This week sees the release of "Mama," the low-budget horror flick, expanded from a short film by writer-director Andres Muschietti, and executive produced by Guillermo Del Toro, which as the title must suggest, is a chiller at least in part concerned with the issue of motherhood. Jessica Chastain's bass-playing hipster is forced into a maternal role when the nieces of her boyfriend (Nikolaj Coster-Waldau) are found in a near-feral state. But the kids are being menaced (or are they?) by something that may -- or may not -- be the spirit of their departed mama.
Muschietti and Del Toro are stepping into a long tradition here when it comes to malevolent mother figures -- from Oedipus' ma Jocasta and Grendel's mother in "Beowulf" to fairy tale stepmothers and Hamlet's mother Gertrude, they've long been a literary staple, and the archetype has carried over to the big screen in the last century or so. So, to mark the release of "Mama" on Friday, we've rounded up five of our favorite evil(ish) screen mothers. Let us know your own picks in the comments section below, and read our interview with Del Toro about the film right here.
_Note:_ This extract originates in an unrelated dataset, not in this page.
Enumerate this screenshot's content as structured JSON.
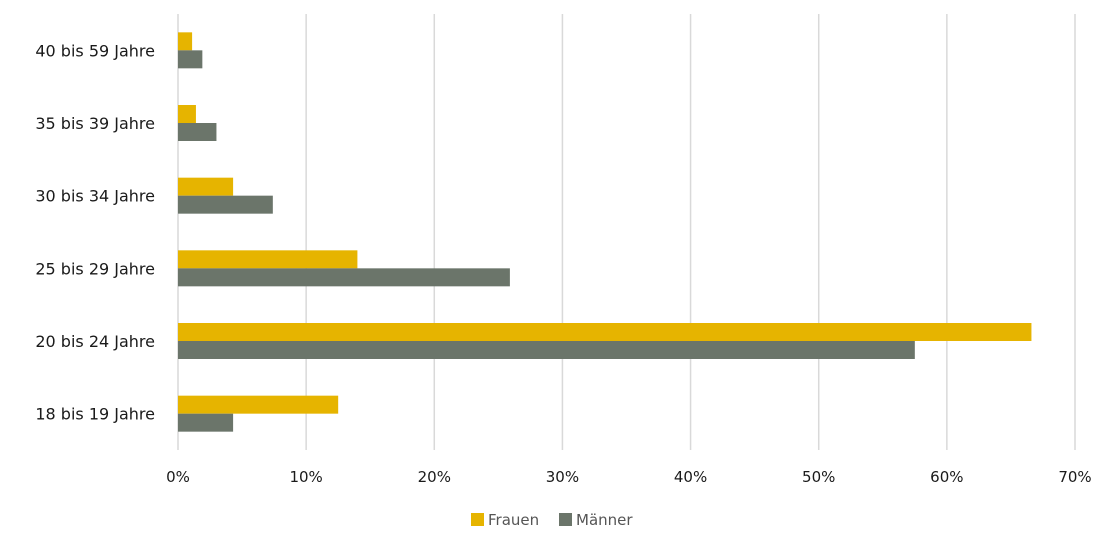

One of the reasons that the mad mother archetype is so prevalent is that of all the people in the world, your ma is meant to be the one that always has your best interests in heart, so when the opposite is true, it's especially terrifying. This is rarely better summed up than by Angela Lansbury's character in John Frankenheimer's classic paranoid conspiracy thriller "The Manchurian Candidate." Eleanor Iselin is seemingly the power behind the throne of a rising right-wing political dynasty; her husband is a McCarthy-ish senator and Vice-Presidential candidate, her son, Raymond Shaw (Laurence Harvey) an adored war hero. The latter who, as it turns out, is the brain washed stooge of the same communist conspiracy that his mother serves, who's being set up to kill the presidential candidate, to pave the way for his step-father to take the White House. And only Shaw's all military commander Bennett Marco (Frank Sinatra) stands in their way. Lansbury (famously only three years older than her screen son), in a part a million miles away from her more modern Jessica Fletcher persona, is positively demonic, thanks to the shades of Lady Macbeth, and a faintly incestuous feel (played up in Jonathan Demme's inferior 2004 remake, with Meryl Streep in Lansbury's role). But she also adds layer of shade too -- as monstrous as it is for her to use her son in such a way, her hand was forced somewhat; she reveals to her son that, once they're in power, she'll find those responsible for picking him to be their assassin, and "grind them into the dirt." But it's not enough to save her; a vengeful Shaw breaks his programming, and shoots her before killing himself.
The horror genre has all kinds of bad mothers across its history, but certainly the most memorable (when you exclude Mrs. Bates, due to her being long deceased by the time "Psycho" gets underway) is Margaret White, the bonkers, bible-bashing mother of the title character in Brian De Palma's classic Stephen King adaptation "Carrie." While De Palma strips out much of the backstory from the novel involving Margaret's past, she's still the most monstrous thing in the film. From her first appearance, paying a visit to a neighbor to preach the word of God, she seems friendly enough, if a little off, but when Mrs. Snell tries to palm her off with a $10 donation, it becomes clear that she's a total lunatic. Her daughter, Carrie (Sissy Spacek) owes her torment in early scenes to her mother's refusal to tell her about her coming period, and when she comes home, she beats her daughter and locks her in a closet. But whatever thin grip of reality she has disappears when Carrie tells Momma both that she's been invited to prom, and that she has telekinetic ability. The loss of control of her daughter, and her fears that she's an emissary of Satan, cause her to snap, and try to kill her daughter; unfortunately for her, Carrie's already massacred the entire prom, and pins her to the wall with a series of knives like St. Sebastian before bringing the house down on the pair of them. Laurie (previously best known for her tragic role in "The Hustler") gives a phenomenal turn, her fiery religious conviction sitting side by side with hair-tearing mental illness, but she also layers in some degree of sympathy; you can see the tragic past that made her quite so crazy, and what seems to be a real, albeit entirely misguided, love for her daughter. She rightly got an Oscar nomination for the part, and even an actress as terrific as Julianne Moore will have a tough time of living up to her in this October's remake.